# Yoga E-Liquids - Juice Reviews



## TheGrandMaster (18/7/17)

*Vanilla Almond Milkshake *

Yoga means to yoke or bind and is often interpreted as "union".

That best describes this juice. All 3 profiles bind together perfectly.
The vanilla is spot on with hints of almond at the tip of your tongue with the milkshake that calmly flows to the back of your pallet, harmonizing your mind.

Tested this on a Serpent RDTA, Mage GTA, Petri 22 and SOI RDA, in that very order, and to be honest, it got better and better.

Vaping this at a low MTL 20w , I got the taste of vanilla and very light mellow hints of almond. Moving on to more power, 50w the taste of the almond became more distinct, reminded me of my childhood days when my Indian parents made me drink almond milk every night before bed.

At first, I honestly expected quite the opposite with perhaps lots of nutty almond undertones but to my surprise, the subtleness is what put my mind and soul in a state of calm.
Some people may not be able to vape this all day long as they might find it too sweet after some time, but being a lover of all things sweet, I found myself vaping almost the entire bottle in the first night.

_**this comes last, as not all of us care of the actual label/bottle, and this is my opinion on the juice, not the bottle._
The presentation: Even the label and design was superbly designed to depict calm.

@Yiannaki Great job here man, cant wait to try out the next

Reactions: Like 4 | Agree 2 | Winner 3


----------



## Silver (18/7/17)

Thanks for sharing your review @TheGrandMaster 

I have renamed the thread title to be consistent with the other threads in this subforum. And have added the juice name at the to pof your post.

Enjoyed reading your views and look forward to trying this juice

Reactions: Like 1 | Thanks 1


----------



## Yiannaki (19/7/17)

TheGrandMaster said:


> *Vanilla Almond Milkshake *
> 
> Yoga means to yoke or bind and is often interpreted as "union".
> 
> ...


Wow! Thanks for the review Sir!

Beautifully written and tied into the theme of our brand.
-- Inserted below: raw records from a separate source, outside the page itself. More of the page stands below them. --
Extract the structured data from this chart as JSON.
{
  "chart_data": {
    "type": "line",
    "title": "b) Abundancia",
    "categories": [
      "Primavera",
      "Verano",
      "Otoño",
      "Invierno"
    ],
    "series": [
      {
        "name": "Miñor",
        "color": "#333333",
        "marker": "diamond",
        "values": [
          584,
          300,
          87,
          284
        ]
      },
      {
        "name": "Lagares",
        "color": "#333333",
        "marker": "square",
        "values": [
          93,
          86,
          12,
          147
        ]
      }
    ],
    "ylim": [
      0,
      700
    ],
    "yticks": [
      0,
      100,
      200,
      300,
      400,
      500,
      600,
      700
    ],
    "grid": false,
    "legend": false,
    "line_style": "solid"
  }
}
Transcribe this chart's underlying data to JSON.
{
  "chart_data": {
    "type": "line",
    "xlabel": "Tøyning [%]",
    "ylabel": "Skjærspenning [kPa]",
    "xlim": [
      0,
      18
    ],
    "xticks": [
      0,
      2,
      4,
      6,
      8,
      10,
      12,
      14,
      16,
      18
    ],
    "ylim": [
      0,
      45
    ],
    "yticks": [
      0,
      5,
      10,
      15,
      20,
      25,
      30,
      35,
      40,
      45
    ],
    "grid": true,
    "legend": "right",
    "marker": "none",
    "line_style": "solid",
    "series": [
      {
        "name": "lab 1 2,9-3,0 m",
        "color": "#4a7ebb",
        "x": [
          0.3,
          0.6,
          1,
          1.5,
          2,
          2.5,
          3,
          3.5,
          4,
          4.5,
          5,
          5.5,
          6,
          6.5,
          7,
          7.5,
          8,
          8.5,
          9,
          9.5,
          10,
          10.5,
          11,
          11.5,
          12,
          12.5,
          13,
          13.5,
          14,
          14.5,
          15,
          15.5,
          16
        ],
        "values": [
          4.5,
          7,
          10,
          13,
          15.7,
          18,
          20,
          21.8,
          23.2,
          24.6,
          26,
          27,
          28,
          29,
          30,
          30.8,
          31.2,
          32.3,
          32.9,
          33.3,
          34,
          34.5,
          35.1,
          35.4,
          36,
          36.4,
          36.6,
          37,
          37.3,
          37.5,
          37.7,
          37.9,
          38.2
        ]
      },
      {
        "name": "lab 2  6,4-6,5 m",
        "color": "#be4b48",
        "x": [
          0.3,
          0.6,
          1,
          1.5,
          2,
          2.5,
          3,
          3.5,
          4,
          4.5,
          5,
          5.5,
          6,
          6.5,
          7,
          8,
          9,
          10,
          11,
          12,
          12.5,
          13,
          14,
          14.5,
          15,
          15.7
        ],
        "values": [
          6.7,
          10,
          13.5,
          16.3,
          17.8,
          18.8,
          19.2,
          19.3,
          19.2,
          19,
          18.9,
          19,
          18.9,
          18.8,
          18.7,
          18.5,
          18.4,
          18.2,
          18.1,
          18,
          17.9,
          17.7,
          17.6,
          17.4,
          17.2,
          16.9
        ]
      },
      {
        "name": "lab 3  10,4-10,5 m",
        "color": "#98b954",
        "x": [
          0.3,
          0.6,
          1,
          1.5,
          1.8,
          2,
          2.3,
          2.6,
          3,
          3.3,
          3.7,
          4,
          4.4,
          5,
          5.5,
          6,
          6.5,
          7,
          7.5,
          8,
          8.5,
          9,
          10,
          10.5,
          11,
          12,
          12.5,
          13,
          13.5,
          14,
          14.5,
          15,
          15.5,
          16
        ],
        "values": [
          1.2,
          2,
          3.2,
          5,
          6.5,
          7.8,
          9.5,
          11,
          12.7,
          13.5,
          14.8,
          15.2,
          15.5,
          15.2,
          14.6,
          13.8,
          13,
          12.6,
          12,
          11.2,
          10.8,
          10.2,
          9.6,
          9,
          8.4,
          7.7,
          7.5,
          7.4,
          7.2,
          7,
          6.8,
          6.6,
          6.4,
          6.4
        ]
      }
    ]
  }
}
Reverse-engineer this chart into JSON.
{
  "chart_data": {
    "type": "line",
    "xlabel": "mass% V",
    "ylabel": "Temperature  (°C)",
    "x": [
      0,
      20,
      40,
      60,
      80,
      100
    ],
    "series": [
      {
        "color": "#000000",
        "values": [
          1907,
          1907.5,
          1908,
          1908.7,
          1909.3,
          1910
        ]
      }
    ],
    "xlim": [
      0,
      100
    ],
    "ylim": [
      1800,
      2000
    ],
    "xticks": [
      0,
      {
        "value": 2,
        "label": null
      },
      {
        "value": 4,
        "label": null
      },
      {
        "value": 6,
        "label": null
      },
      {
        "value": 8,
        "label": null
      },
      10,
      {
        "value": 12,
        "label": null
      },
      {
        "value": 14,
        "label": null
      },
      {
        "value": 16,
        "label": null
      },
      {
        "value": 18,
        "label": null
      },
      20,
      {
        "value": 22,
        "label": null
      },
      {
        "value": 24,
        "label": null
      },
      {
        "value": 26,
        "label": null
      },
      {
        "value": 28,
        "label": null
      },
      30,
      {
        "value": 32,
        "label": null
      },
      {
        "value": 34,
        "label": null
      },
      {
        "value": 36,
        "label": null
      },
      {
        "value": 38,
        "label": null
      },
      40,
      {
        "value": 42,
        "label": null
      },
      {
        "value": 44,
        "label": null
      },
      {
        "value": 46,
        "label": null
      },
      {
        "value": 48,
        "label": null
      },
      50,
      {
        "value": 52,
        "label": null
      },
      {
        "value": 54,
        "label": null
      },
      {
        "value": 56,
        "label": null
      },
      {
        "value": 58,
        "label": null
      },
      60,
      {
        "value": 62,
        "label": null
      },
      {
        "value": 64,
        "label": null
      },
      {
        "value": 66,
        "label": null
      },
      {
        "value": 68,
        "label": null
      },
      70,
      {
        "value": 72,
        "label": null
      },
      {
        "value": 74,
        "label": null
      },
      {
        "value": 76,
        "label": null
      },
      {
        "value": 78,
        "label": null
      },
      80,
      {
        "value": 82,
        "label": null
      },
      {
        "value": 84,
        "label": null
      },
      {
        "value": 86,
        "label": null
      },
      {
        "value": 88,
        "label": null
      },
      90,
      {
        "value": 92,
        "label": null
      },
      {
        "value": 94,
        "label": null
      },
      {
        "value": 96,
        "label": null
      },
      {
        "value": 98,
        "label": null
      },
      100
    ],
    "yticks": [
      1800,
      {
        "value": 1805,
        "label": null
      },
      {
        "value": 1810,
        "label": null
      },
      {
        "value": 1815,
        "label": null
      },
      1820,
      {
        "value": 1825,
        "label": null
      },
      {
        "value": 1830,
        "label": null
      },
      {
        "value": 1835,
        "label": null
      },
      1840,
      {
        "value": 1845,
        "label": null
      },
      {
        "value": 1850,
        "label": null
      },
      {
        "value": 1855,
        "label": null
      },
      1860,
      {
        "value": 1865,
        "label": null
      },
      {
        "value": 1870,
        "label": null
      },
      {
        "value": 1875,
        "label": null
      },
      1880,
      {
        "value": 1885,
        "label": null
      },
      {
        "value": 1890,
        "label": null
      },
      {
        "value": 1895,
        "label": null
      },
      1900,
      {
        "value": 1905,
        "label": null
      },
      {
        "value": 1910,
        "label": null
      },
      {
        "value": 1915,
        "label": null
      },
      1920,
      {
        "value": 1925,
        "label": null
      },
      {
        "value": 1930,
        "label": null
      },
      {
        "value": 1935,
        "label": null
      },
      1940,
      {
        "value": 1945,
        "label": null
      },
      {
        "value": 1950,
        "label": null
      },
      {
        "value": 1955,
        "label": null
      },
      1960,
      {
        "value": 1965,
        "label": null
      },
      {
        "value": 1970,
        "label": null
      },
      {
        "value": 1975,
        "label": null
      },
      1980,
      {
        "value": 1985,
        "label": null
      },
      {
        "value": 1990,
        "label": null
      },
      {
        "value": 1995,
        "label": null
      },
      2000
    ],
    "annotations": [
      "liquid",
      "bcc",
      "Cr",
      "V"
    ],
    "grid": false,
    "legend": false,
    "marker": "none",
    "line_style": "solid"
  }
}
Im happy you enjoyed our juice 


Sent from my SM-G935F using Tapatalk

Reactions: Like 2


----------



## rogue zombie (19/7/17)

*YOGA E-Liquids - Vanilla Almond Milkshake (3mg)*





*Bottom line* - A stunning double thick Vanilla, Nutty Milkshake. Bold in a subtle way (I know that's a Paradoxical statement). Highly recommended.

*Website Blurb:* "A craft style vanilla, milkshake, infused with Almond Syrup, a marriage of creams topped off with shavings of Roasted Almonds." 

*Packaging:*

Perfect. Comes completely wrapped. Nice brand logos and colours.
It is the long-type bottles, as you can see above, so I am just adding this portion to come off as a "fancy-pants" reviewer.

*Equipment used:*

REO Grand/ OL16 - 0.4ohm Dual Kanthal compact coils 1.5mm ID, which works out to around 25 to 30 Watts.
Griffin 22mm - 0.4ohm Dual Kanthal compact coils 2.5mm ID which I vape between 27 to 30 Watts.
Kanthal still seems to be the only metal I get along with. 

Wick in both is Cotton Bacon.

*My Impressions
*
I'm about as Zen as a Freight Train, so I cannot comment on the brand's theme which pars with their juice . Do I enjoy it?, for sure. When I shove anything very tasty in my mouth, I am definitely happy with the world for that moment.

Why I'm really impressed with this juice - besides the fact that it's delicious, it manages to be extremely creamy without the Vanilla and Nuts getting lost. This is usually what happens, as a DIY'er, when I try make thick, creamy stuff - it is a mission to not either lose the subtle flavour pairings, or it becomes too rich when you add too much of the pairing flavours.

Which brings me to my opening statement - this is a bold juice, as in it gives you a proper taste of each of the flavours that the maker claims (vanilla, creams and nuts), without being too sweet, too nutty, too creamy or too rich. It is an extremely well-balanced marriage of all the flavours. 

I get full-on double thick Vanilla milkshake on the inhale. Nice, full-mouth feel of creams. Not too rich (surprisingly), and I don't even need to crank up the power on the mod or use ultra-badass coils to get the flavour. Its all there on my "lightweight" set-up.

As the flavour settles, I get the nice sweetish nutty Almond taste on the exhale. I got to try this juice while it was being developed, a while ago, and then it was more nutty than the final product (as far as I can tell). I still really liked it that way, but I think if you weren't the biggest fan of nuts, it would not have been to your liking. The final product, I don't see offending those who aren't big nut fans. The nutty flavour is there, but definitely not too much. Its a milkshake through and through - not nuts with creams.

So overall I believe this is a real winner, and should do very well. It tastes as described by the maker, on point... and it's delicious. 

It is light enough to be an ADV, but the flavours still shine through even on mild set-ups. 

Great job Yoga and I wish you all the best going forward!

Reactions: Like 4 | Agree 1 | Winner 3


----------



## Yiannaki (19/7/17)

rogue zombie said:


> *YOGA E-Liquids - Vanilla Almond Milkshake (3mg)*
> 
> View attachment 101687
> 
> ...



Excellent review @rogue zombie ! 

I am flattered that you have enjoyed the juice and i appreciate the compliments from the technical level as well!

Also, well spotted on this flavour being less forward on the nut profile 

Awesome, detailed review and thank you!

Reactions: Like 1


----------